Banten di Peringkat Ke-9 Kasus HIV/AIDS Tingkat Nasional

8 April 2019   16:12 Diperbarui: 8 April 2019   16:22 429
+
Laporkan Konten
Laporkan Akun
Kompasiana adalah platform blog. Konten ini menjadi tanggung jawab bloger dan tidak mewakili pandangan redaksi Kompas.
Lihat foto
Ilustrasi (Sumber: doctor.ndtv.com)

Dalam laporan "Perkembangan HIV/AIDS dan lnfeksi Menular Seksual (IMS) Triwulan IV Tahun 2018" yang dikeluarkan oleh Ditjen Pencegahan dan Pengendalian Penyakit (P2P), Kemenkes RI, tanggal 28 Februari 2019 jumlah kumulatif kasus HIV/AIDS di Provinsi Banten sd. 31 Desember 2018 mencapai 11.238 yang terdiri atas 8.249 HIV dan 2.989 AIDS dengan 268 kematian.

Jumlah kasus kumulatif itu menempatkan Banten pada peringkat ke-9 dari 34 provinsi secara nasional.

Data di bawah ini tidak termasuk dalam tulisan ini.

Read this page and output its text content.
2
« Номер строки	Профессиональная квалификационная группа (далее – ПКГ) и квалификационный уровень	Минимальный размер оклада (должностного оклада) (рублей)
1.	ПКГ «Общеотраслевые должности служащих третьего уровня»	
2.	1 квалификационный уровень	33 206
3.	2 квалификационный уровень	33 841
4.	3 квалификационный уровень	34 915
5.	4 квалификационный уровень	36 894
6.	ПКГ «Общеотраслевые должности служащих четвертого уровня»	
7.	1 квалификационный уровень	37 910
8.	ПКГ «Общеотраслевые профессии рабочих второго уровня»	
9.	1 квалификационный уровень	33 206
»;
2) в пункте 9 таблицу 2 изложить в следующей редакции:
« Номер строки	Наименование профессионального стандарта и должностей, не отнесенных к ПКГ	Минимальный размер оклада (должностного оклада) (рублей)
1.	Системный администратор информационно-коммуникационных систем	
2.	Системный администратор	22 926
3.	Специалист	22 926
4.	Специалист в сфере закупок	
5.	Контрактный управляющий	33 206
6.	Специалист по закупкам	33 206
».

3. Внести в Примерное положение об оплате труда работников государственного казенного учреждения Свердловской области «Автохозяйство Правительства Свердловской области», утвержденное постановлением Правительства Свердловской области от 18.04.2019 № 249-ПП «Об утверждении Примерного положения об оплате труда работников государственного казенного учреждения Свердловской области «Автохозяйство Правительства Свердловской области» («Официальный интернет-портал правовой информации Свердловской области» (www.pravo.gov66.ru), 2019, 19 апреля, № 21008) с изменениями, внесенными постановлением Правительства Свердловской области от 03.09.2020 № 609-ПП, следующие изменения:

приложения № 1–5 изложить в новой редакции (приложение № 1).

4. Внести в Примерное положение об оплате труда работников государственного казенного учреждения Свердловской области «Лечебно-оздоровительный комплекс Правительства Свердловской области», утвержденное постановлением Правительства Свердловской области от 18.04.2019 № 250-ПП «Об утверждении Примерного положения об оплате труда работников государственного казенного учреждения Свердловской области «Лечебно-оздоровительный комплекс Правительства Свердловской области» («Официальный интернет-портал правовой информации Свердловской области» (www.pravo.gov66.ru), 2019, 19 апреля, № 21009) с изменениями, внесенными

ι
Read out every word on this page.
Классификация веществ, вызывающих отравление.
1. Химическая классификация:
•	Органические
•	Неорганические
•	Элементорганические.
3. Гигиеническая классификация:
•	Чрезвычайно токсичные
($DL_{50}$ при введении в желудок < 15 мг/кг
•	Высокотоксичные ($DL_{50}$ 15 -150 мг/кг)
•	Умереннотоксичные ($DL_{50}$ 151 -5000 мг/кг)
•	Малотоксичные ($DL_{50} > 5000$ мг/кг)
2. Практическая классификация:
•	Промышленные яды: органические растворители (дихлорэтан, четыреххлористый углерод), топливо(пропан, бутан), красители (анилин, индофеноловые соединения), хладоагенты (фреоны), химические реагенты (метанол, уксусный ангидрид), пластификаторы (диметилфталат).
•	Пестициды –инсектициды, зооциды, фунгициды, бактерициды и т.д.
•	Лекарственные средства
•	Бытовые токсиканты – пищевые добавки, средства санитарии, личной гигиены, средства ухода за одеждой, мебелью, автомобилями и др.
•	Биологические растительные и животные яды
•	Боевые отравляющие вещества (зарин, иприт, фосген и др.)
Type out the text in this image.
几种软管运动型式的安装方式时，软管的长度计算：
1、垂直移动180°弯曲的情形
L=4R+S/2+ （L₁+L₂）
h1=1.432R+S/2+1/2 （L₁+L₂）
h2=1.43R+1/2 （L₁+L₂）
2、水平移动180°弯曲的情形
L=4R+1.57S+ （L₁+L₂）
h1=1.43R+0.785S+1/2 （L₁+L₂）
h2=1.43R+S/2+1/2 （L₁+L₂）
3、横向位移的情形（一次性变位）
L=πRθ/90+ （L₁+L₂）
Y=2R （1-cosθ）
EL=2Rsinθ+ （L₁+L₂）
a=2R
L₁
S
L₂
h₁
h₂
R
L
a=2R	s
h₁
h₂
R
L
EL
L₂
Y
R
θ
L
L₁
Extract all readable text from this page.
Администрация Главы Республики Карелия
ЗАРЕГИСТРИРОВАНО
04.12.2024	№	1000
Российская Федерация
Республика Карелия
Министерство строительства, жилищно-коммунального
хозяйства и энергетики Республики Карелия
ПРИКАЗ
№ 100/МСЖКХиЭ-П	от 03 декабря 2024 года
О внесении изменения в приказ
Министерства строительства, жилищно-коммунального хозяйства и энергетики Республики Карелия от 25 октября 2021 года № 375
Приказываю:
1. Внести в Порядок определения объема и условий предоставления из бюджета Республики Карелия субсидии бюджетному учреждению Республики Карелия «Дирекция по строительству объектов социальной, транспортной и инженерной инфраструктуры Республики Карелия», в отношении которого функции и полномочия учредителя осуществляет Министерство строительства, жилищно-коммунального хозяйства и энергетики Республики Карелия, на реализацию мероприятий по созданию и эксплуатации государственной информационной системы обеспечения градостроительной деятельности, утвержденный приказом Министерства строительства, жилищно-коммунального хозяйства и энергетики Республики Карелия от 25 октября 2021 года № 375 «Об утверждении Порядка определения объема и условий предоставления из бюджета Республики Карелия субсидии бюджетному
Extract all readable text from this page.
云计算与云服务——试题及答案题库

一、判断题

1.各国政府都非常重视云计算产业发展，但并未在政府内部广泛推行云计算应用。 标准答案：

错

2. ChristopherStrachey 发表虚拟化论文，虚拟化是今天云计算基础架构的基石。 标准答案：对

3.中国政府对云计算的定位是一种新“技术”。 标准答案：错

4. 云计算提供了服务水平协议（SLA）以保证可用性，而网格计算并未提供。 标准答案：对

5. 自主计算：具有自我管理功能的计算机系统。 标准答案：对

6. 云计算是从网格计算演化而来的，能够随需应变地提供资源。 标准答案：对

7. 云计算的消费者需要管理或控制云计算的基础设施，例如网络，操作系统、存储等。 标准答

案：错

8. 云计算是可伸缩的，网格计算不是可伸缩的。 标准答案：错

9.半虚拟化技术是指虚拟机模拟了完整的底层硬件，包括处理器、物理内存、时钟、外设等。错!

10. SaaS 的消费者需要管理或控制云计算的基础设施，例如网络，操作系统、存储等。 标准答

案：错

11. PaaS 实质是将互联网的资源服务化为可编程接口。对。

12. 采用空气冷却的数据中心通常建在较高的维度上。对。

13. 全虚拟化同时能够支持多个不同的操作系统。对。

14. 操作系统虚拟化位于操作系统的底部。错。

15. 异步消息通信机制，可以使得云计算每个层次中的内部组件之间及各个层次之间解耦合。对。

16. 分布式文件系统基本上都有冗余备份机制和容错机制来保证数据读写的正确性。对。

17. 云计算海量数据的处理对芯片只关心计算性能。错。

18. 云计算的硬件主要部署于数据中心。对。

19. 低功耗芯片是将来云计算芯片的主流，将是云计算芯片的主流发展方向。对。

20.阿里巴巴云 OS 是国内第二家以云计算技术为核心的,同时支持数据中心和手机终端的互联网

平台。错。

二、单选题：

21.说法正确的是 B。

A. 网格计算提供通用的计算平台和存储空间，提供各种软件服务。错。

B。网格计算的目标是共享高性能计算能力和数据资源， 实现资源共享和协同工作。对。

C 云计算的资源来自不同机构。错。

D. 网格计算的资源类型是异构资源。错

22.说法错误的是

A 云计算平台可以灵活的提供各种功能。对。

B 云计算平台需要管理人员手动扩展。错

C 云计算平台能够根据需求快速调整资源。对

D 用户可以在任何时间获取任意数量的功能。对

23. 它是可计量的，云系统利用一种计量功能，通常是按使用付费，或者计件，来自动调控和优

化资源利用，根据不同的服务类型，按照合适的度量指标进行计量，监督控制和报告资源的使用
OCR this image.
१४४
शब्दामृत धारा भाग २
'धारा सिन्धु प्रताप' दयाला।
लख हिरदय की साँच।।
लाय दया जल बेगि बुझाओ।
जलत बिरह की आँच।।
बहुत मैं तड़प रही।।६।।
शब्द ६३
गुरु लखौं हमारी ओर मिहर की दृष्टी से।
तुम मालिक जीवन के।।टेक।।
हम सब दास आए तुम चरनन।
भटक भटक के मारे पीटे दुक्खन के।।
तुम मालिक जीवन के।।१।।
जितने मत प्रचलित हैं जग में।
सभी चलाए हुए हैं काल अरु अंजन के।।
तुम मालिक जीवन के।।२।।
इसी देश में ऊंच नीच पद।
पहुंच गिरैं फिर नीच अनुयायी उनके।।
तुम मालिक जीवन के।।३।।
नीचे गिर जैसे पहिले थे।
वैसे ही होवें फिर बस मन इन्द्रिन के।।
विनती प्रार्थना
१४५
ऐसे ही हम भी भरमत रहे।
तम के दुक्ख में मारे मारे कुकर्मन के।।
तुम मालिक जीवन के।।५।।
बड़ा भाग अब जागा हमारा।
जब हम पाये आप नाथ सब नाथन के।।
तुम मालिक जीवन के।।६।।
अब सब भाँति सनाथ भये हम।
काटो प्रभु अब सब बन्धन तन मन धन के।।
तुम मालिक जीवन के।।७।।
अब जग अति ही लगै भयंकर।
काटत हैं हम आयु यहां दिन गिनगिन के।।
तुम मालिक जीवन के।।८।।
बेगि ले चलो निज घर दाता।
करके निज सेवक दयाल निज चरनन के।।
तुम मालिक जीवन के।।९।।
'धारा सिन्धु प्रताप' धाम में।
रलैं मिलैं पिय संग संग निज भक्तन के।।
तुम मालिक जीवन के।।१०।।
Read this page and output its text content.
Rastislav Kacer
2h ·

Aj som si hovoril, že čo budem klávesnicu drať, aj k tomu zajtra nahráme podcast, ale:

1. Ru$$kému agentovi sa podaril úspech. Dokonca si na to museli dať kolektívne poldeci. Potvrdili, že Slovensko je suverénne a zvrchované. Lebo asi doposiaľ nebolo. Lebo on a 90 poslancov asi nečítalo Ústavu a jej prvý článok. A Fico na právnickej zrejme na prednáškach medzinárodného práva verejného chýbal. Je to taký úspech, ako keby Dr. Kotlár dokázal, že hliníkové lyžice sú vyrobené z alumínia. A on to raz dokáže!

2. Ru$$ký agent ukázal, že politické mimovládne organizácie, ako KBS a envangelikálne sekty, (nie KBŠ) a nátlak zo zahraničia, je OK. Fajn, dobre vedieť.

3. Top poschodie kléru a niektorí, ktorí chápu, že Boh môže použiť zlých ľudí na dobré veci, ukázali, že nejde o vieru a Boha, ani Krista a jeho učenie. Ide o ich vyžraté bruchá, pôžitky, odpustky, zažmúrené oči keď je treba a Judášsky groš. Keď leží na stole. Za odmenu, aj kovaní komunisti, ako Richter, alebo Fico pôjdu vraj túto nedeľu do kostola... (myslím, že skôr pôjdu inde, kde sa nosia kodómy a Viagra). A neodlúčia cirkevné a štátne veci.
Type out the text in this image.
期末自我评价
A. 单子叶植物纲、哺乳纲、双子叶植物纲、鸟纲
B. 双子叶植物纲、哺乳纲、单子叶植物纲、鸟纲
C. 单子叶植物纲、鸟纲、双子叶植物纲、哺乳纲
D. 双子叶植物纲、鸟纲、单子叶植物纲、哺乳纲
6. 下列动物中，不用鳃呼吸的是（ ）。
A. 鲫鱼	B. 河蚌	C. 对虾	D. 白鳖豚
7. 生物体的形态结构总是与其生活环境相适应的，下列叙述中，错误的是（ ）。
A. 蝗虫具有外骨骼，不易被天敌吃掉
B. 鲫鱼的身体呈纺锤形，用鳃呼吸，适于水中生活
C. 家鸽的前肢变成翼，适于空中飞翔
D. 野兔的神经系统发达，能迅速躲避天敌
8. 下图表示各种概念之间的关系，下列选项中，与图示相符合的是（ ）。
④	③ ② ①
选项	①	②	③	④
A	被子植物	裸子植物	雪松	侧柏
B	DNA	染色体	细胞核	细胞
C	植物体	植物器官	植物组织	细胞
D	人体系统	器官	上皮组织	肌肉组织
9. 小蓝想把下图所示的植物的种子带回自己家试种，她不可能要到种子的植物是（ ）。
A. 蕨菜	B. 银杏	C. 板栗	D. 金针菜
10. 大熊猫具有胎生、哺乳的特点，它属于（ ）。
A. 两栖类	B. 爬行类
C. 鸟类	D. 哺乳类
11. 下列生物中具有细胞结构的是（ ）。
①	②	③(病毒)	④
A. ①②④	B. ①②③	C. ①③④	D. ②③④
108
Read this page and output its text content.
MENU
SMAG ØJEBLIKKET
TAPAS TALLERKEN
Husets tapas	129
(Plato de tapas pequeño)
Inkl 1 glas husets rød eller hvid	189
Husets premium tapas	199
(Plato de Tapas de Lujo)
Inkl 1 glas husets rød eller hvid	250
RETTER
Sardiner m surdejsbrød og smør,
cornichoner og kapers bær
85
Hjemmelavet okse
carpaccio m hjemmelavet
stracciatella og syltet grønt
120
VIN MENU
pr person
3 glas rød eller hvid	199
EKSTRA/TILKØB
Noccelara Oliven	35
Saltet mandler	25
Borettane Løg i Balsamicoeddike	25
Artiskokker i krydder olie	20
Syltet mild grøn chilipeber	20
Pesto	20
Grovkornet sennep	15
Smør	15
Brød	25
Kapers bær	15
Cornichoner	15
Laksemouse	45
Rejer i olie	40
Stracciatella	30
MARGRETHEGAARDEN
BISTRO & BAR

Sedangkan peringkat provinsi berdasarkan kasus AIDS juga menempatkan Banten pada peringkat ke-9 secara nasional dengan 2.989 kasus.

Secara nasional jumlah kasus kumulatif HIV/AIDS dari tahun 1987 sd. 31 Desember 2018 adalah 441.347 yang terdiri atas 327.282 HIV dan 114.065 AIDS dengan 16.473 kematian.

Disebutkan oleh Jordan Jempormase, Koordinator Program di Komisi Penanggulangan Aids (KPA) Banten, sejak tahun 1998 sampai Oktober 2018 terdapat 6.108 Odha, dengan rincian 4.099 HIV dan 2019 AIDS. Jordan mengatakan bahwa 75 persen kasus HIV/AIDS di Banten terdeteksi di wilayah Tangerang Raya yaitu Kabupaten Tangerang, Kota Tangerang dan Kota Tangerang Selatan (wartakota.tribunnews.com, 8/12-2018).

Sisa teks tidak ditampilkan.